ÜMMETİNİN HAYVANLARA ŞEFKATİ
Sonra, O’nun ümmetinden öyleleri yetişecektir ki, adları “karınca çiğnemez efendi” olacaktır. Çünkü onlar ayaklarına zil takacak ve yolda böyle yürüyeceklerdir. Ta haşereler zilin sesiyle uzaklaşsın ve ayak altında kalıp ezilmesinler... Aman Allah’ım! Bu ne derin, bu ne cihanşümul bir şefkat ve merhamet örneğidir. Evet O’nun rahmet dairesinden karıncalar dahi istisna edilmemiştir. Karıncayı bile ezmeyen bu insanlar acaba başkalarına zulmedebilirler mi? Hayır, bilerek ve kasıtla onların haksızlık yapmaları mümkün değildir!..
4- İbn Abbas anlatıyor: “Allah Rasûlüyle bir yere gidiyorduk. Birisi, kesmek üzere bir koyunu bağlamış, koyunun gözü önünde bıçağını biliyordu. Allah Rasûlü bu şahsa: “Onu defalarca mı öldürmek istiyorsun?” (Hâkim, El-Müstetrek, 4/257,260)  buyurdu. Bu; bir bakıma o şahsa itâptı.
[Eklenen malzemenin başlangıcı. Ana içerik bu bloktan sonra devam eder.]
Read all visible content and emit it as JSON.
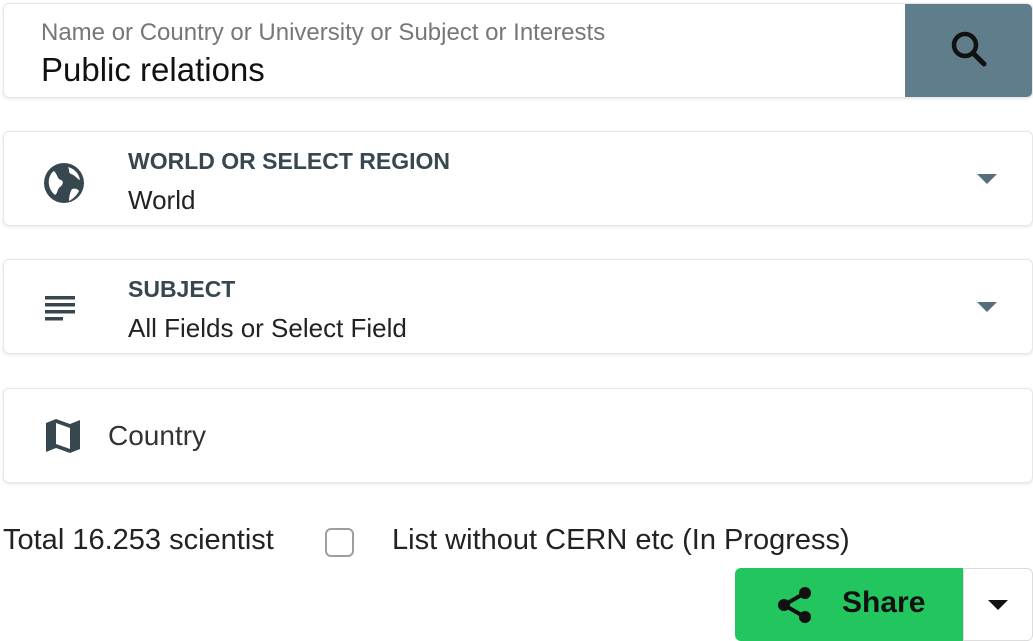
{
  "search": {
    "placeholder": "Name or Country or University or Subject or Interests",
    "value": "Public relations",
    "button_icon": "search-icon"
  },
  "region": {
    "title": "WORLD OR SELECT REGION",
    "value": "World",
    "icon": "globe-icon"
  },
  "subject": {
    "title": "SUBJECT",
    "value": "All Fields or Select Field",
    "icon": "subject-lines-icon"
  },
  "country": {
    "label": "Country",
    "icon": "map-icon"
  },
  "footer": {
    "total": "Total 16.253 scientist",
    "checkbox_label": "List without CERN etc (In Progress)",
    "checkbox_checked": false
  },
  "share": {
    "label": "Share",
    "icon": "share-icon",
    "color": "#22c55e"
  },
  "colors": {
    "search_button": "#607d8b",
    "title_text": "#37474f"
  }
}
5- Abdullah b. Mes’ud (r.a) anlatıyor: “Allah Rasûlü, yanında birkaç sahâbeyle bir bahçeye girdi. Bahçenin köşesinde zayıf mı zayıf bir deve vardı. Deve Allah Rasûlü’nü görünce sicim gibi gözyaşı dökmeye başladı. İki Cihan Serveri hemen devenin yanına gitti. Bir müddet o devenin yanında kaldı, sonra devenin sahibini çağırtarak, deveye iyi bakması hususunda onu gayet sert îkaz etti.” (Ahmed b. Hanbel, El-Müsned, 4/173)
Günümüzdeki hümanistlerin iddia ettikleri sevgi ve şefkatin çok ötesinde merhametle dopdolu olan Allah Rasulü, bu cihanşümul rahmetini de her türlü ifrat ve tefritten korumasını bilmiş ve o her şeye yeten fetaneti sayesinde hiç mi hiç ifrat ve tefride düşmemiştir.
Evet, O, hiçbir zaman hoşgörü adı altında, kötülüklere müsâmaha ile bakmamış, kötülük ve günah seraları kurmamıştır. O, bir caniye ve bir canavar ruhluya, şefkat adına gösterilecek müsâmahanın, binlerce mâsum insanın hukukuna tecâvüz olduğunu çok iyi bilmekteydi. Üzülerek ifade etmeliyim ki, günümüzde işlenen bu türlü haksızlıklar her devirden çoktur. Anarşiste, ecdâd ve mâzi düşmanlarına gösterilen müsâmahanın, memleketi ne hâle getirdiğini yakın tarihimiz itibariyle acı acı gördük ve hâlâ da kısmen görmekteyiz. Sevgi, şefkat, dengeli kullanılamazsa, fert için ve cemiyet için de önü alınamayacak neticeler doğabilir. Halbuki Allah Rasulü için, menfî mânâda böyle tek bir hâdise dahi göstermek mümkün değildir.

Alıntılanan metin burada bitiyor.